Satellite giant BSkyB to offer pay-as-you access to its sports channels for the first time, as it reports a rise in pre-tax profits
BSkyB will for the first time allow customers to watch its sports channels on a pay-as-you go basis for £9.99 a day, the first time it has ever allowed access to prime content such as Premier League football without a Sky TV subscription.
The move is a radical departure for the company, which has spent the last 20 years using prime sports such as Premier League football to convince viewers to sign up for monthly packages of at least £42.50.
BSkyB is to offer sports fans the option of watching unlimited sports content from all six of its sports channels on its new internet TV service, Now TV, for a 24-hour period for £9.99.
BSkyB aims to build the popularity of Now TV, which launched with Sky Movies content in July, which it revealed has attracted 25,000 subscribers in the three months to the end of December.
The new sports offering will launch in the spring and aims to attract fans looking to watch a one-off event, such as a Formula One grand prix, England cricket match or Masters golf.
Jeremy Darroch, the BSkyB chief executive, said that the new service will not cannibalise Sky’s solid “gold” revenue stream of monthly Sky Sports subscribers.
“It will complement [subscription packages] well, it a way to extend Sky Movies, Sky Sports and later entertainment channels to an entirely new set of customers,” he said.
BSkyB has previously said that Now TV will target the 13m non-pay TV households, such as Freeview customers, that may want to “dip inand dip out” of its programming.
“We think that a day pass is going to be attractive,” he said, dismissing claims that it may be too pricey. “We think it will work well alongside Sky Sports.”
BSkyB said that it was starting to see real traction with its on-demand and mobile services in general.
The average number of weekly downloads of on-demand shows – including catchup TV via the BBC iPlayer, ITV Player and Demand Five on Sky’s platform – more than doubled within the last quarter alone from 1.8m to 4.4m.
Sky Go, which allows existing Sky TV subscribers to watch programming on mobile devices, saw unique user numbers rise 46% year on year in the final quarter to 3.1m.
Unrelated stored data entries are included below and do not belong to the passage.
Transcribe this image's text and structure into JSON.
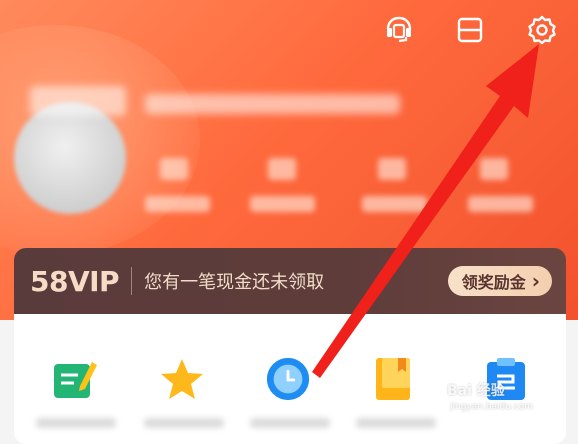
{
  "header": {
    "icons": [
      "customer-service-icon",
      "scan-icon",
      "settings-icon"
    ]
  },
  "vip_banner": {
    "logo": "58VIP",
    "message": "您有一笔现金还未领取",
    "button_label": "领奖励金",
    "button_arrow": "›"
  },
  "quick_apps": {
    "icons": [
      "note-icon",
      "star-icon",
      "clock-icon",
      "book-icon",
      "clipboard-icon"
    ]
  },
  "watermark": {
    "main": "Bai 经验",
    "sub": "jingyan.baidu.com"
  },
  "annotation": {
    "arrow_color": "#f0201a"
  }
}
Sky said its biggest success was An Idiot Abroad which attracted 850,000 on-demand views across the series.
BSkyB revealed the initiative as its traditional TV subscriber service continues to show minimal growth, just 25,000 new customers signed up in the three months to the end of December. BSkyB has 10.33m TV customers.
The company, which reported six-monthly pre-tax profits up 7.5% to £642m to 31 December, beat most analyst expectations, adding 132,000 broadband customers in the quarter to 31 December.
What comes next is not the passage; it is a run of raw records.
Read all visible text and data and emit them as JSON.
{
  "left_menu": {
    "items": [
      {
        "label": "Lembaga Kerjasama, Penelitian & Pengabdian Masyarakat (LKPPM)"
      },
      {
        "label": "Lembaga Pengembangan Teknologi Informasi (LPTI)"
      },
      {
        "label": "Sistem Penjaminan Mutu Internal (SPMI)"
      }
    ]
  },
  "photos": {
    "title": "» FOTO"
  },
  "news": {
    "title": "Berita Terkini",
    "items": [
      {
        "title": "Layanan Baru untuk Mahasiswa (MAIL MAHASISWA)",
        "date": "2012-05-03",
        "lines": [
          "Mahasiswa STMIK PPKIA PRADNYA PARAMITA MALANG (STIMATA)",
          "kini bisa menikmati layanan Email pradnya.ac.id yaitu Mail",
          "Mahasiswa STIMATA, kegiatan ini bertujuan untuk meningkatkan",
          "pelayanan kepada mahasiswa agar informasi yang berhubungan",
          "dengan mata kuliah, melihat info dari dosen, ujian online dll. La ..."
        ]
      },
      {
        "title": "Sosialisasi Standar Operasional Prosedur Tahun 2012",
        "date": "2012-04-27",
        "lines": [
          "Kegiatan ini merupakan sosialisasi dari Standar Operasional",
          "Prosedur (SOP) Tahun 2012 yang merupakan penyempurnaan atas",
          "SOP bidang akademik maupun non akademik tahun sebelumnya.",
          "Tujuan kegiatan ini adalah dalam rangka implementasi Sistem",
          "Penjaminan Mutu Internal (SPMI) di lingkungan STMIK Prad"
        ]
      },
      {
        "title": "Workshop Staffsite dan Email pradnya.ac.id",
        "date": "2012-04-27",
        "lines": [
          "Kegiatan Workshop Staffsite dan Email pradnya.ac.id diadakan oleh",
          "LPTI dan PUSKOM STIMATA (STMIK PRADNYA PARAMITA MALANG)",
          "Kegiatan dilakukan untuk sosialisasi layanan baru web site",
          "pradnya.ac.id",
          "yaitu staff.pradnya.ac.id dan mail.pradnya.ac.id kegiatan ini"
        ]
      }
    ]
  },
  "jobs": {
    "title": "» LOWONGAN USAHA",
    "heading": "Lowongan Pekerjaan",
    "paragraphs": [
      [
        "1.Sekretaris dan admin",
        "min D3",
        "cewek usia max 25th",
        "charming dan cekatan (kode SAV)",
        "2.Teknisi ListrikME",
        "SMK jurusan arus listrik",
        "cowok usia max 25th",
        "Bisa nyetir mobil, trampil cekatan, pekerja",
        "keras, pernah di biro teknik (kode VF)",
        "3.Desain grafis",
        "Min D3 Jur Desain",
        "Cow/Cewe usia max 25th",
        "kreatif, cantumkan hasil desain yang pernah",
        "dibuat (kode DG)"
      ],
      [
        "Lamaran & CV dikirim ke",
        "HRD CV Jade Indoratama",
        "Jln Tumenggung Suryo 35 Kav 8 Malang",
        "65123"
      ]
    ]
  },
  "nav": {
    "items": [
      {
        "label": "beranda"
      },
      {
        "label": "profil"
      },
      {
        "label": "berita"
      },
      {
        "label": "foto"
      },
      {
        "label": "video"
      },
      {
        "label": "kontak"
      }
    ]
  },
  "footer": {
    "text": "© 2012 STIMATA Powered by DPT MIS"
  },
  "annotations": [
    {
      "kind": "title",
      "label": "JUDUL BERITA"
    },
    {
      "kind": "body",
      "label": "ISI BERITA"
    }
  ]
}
Consensus City estimates put broadband sign-up numbers at closer to 117,000. BSkyB has 4.2m broadband customers.
The number of customers taking high definition TV rose 93,000 to 4.56m of its total customer base.
A third of BSkyB customers now take a “triple play” of three services such as TV, broadband and line rental.
Revenue rose 5% to £3.5bn in the six months to the end of December, with Sky pushing its interim dividend up 20% year on year to 11p.
Average revenue per user, a key metric monitored by analysts, rose £24 year on year to £568. Churn rose slightly from 9.6% at 31 December 2011 to 10.3% at the end of last year.
BSkyB also moved to strengthen its entertainment content striking an exclusive multi-year deal with Sony Pictures Television for films such as Men in Black 3, The Amazing Spiderman and Quentin Tarantino’s Django Unchained.
It is the third major deal BSkyB has made with a “big six” Hollywood studio in recent months, as it continues to look to shut out rivals including Netflix and Amazon’s Lovefilm in what is referred to as the first pay subscription window in which they compete.
In November BSkyB struck a similar deal with Universal, and in September reached an agreement with Warner Bros. BSkyB still has ongoing deals in place with the other major studios Disney, Paramount and 20th Century Fox.